On Friday night, National Geographic sent a statement to EBONY to address our critique of the upcoming series Gordon Ramsay: Uncharted. In the response, the network said the show was “taken out of context.”
“We are disappointed that the announcement of our upcoming series with Gordon Ramsay was taken out of context. With National Geographic’s storied history of exploration, our plan with this series is to celebrate and learn about local cultures around the world. In partnering with Ramsay — a well-known adventure enthusiast — we are going to fully immerse viewers and give them a glimpse into surprising and unexpected cultures and local flavors. We have not gone into production on the series yet, so this perspective is premature. We’re looking forward to working with Ramsay, who’s been making food and travel documentaries for well over a decade, to share the series when it premieres sometime next year.”
Original Post: 7/27/2018
Television chef Gordon Ramsay is working on a new culinary show that will not include judging American competitions and yelling at the owners of failing restaurants. According to Variety, the National Geographic channel green-lit Gordon Ramsay: Uncharted, a series that has the chef traveling the world to investigate other food cultures and try to show locals he can master their food better than they can.
In a press release shared on July 25, the episodes are described as Ramsay’s attempt at “unlocking a culture’s culinary secrets through exploration and adventure with local food heroes; tracking down high-octane traditions, pastimes and customs that are specific to the region in hopes of discovering the undiscovered; and, finally, testing Ramsay against the locals, pitting his own interpretations of regional dishes against the tried-and-true classics.”
Despite the series’ attempting to showcase international cuisine, its premise ignores how colonization has led to the whitewashing of many cultures. The language used to describe the components of the show, including “discovering” and “unlocking a culture’s secrets,” can be linked back to the pillaging of various countries by European entities.
Several commenters had negative reactions to the direction of the show, critiquing the White privilege. One user wrote, “Who thought, ‘Let’s send a belligerent, angry white man to school local chefs about their cuisine,’ would be a good idea?”
@NatGeo This is contrary to everything you’ve stood for. Who thought, “Let’s send a belligerent, angry white man to school local chefs about their cuisine,” would be a good idea? This is appalling. No. Shut it down.

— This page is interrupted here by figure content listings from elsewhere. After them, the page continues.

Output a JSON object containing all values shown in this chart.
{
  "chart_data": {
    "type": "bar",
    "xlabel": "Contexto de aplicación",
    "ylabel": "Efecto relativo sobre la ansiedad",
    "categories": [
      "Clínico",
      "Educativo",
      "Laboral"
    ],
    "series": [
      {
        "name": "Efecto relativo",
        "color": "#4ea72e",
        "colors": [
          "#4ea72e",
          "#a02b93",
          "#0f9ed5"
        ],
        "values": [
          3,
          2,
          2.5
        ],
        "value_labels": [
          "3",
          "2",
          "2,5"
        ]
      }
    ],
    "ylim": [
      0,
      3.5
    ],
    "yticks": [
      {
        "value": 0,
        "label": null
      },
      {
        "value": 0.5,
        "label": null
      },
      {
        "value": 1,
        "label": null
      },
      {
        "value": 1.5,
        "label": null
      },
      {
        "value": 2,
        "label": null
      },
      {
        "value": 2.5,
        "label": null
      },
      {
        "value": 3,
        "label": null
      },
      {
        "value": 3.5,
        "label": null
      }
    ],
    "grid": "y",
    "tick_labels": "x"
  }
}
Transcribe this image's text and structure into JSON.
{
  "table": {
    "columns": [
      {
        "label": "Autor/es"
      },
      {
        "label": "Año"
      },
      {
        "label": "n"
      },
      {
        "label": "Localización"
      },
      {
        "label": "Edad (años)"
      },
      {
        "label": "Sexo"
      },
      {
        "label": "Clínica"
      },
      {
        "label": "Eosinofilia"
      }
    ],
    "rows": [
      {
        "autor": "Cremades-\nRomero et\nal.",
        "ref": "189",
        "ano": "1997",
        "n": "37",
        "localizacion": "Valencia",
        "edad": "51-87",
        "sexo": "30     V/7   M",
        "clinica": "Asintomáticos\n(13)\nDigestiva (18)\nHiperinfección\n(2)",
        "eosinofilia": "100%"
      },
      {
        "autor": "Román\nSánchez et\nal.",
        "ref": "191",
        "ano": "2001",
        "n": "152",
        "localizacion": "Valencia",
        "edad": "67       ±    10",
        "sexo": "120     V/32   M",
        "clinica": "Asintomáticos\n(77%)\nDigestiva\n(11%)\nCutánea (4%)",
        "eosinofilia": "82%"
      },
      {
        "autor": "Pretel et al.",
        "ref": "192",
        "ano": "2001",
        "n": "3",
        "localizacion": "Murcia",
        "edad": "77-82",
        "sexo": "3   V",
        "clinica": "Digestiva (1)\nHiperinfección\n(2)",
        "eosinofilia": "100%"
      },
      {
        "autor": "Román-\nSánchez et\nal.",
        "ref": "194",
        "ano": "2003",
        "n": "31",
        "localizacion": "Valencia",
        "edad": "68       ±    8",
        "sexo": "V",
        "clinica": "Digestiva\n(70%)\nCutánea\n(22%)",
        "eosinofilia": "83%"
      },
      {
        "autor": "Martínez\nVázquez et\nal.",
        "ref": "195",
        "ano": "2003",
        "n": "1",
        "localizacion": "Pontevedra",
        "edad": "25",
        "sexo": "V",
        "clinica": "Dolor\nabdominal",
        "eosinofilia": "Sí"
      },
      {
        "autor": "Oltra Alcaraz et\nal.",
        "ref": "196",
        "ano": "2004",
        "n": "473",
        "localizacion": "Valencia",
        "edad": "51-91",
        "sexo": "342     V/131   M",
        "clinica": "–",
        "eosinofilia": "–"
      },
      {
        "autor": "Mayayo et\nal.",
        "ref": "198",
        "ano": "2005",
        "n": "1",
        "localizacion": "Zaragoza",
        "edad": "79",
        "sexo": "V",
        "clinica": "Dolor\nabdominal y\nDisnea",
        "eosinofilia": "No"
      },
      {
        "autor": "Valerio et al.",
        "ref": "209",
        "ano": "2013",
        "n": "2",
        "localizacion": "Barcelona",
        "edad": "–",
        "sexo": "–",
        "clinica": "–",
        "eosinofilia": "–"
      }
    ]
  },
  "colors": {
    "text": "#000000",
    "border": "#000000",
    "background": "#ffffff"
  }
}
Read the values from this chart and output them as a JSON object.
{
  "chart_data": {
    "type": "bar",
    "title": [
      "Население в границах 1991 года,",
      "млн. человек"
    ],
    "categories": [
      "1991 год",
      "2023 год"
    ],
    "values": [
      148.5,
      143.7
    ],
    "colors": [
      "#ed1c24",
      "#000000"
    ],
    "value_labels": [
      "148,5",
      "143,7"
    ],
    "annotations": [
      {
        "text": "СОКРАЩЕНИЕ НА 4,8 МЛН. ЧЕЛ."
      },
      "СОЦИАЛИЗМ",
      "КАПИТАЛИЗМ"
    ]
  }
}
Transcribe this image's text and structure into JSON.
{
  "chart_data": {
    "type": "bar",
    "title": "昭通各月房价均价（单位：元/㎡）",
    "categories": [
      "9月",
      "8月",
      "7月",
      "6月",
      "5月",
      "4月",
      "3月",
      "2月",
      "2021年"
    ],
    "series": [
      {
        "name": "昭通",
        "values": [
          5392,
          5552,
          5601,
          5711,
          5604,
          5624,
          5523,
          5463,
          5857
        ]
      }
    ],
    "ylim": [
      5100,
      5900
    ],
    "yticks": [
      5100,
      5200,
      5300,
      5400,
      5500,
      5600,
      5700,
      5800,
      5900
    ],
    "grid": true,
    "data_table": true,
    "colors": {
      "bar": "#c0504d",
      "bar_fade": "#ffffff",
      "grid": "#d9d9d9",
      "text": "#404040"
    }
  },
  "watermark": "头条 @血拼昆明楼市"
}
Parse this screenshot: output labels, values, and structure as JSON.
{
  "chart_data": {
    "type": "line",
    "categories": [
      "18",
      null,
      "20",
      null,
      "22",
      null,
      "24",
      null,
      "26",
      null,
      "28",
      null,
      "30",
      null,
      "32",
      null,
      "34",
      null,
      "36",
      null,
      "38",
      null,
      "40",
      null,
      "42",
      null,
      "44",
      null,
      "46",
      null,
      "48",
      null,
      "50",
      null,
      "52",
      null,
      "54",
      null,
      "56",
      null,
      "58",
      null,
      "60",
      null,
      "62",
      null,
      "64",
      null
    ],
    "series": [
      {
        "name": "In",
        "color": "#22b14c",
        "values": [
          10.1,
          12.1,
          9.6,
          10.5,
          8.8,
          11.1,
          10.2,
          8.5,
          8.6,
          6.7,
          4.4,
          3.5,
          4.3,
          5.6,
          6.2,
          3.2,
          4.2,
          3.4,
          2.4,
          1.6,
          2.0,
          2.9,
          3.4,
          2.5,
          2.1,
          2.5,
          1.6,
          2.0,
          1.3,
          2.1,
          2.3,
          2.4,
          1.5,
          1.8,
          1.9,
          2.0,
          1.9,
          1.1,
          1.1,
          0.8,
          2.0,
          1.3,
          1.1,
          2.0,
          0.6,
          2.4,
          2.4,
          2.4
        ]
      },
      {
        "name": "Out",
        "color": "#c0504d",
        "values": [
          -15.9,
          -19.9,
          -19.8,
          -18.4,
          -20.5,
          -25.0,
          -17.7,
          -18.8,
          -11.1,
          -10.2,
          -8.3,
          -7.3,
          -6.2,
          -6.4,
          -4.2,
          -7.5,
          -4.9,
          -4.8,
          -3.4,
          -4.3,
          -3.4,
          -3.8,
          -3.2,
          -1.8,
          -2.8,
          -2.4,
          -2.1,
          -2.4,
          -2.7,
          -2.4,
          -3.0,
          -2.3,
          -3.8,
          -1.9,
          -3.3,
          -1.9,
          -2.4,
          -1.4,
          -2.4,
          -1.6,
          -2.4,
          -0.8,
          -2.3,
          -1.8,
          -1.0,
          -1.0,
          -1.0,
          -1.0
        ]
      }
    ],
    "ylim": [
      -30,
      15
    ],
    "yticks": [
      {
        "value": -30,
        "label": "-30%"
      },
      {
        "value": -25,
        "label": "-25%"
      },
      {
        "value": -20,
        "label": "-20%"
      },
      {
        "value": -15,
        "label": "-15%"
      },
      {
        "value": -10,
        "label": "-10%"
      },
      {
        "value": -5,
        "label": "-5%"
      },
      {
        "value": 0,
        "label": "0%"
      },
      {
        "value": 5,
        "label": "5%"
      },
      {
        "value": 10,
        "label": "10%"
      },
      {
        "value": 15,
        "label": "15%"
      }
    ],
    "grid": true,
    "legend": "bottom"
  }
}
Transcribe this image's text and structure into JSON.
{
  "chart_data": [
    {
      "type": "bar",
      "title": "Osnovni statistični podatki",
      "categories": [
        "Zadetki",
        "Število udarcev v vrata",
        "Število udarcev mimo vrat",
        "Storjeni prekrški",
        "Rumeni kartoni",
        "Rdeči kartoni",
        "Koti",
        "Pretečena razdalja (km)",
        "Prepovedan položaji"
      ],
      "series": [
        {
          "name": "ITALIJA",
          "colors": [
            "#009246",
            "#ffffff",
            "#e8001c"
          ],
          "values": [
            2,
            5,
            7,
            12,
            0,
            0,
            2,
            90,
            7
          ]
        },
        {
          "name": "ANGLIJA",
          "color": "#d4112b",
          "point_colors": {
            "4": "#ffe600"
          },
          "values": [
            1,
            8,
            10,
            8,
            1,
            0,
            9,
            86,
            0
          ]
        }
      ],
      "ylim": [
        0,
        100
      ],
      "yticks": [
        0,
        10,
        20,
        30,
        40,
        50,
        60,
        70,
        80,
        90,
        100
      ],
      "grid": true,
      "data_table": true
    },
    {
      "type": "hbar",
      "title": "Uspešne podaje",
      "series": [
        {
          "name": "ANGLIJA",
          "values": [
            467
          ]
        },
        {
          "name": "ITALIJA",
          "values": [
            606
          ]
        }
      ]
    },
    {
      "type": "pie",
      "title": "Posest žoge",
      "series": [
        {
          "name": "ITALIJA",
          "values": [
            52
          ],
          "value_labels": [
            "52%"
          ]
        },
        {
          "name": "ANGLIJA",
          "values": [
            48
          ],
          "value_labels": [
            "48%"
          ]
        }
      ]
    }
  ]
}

— AllMyWordsAreDisgusted (@DarlynneReads) July 27, 2018
Another mentioned how the network was taking an approach of “assumed superiority” to teach about other food cultures.
Yeah..They could’ve approached it from the opposite direction of “learning about other food cultures” and trying to replicate or cook it better after that, instead they’re going with assumed superiority for dramaticism. It’s pretty sad
— CareVader (@MeitanteiMidori) July 27, 2018
No. This is opposite what every chef should ever do. For great inclusive and education cooking, try No Passport Required, hosted by the elegant and eloquent @MarcusCooks or the shows by the adventurous @andrewzimmern, or, well, any Bourdain show.
— Lisa (@GibbsGirlAbby) July 27, 2018
In April, a clip from the U.K. show The F Word went viral after Ramsay’s pad thai was rejected by Chef Chang, the executive chef at The Blue Elephant, a highly rated Thai restaurant in London. After tasting Ramsay’s version of the traditional dish he made a sour face before saying, “This is not pad thai at all.”
Uncharted is scheduled to begin production in the fall.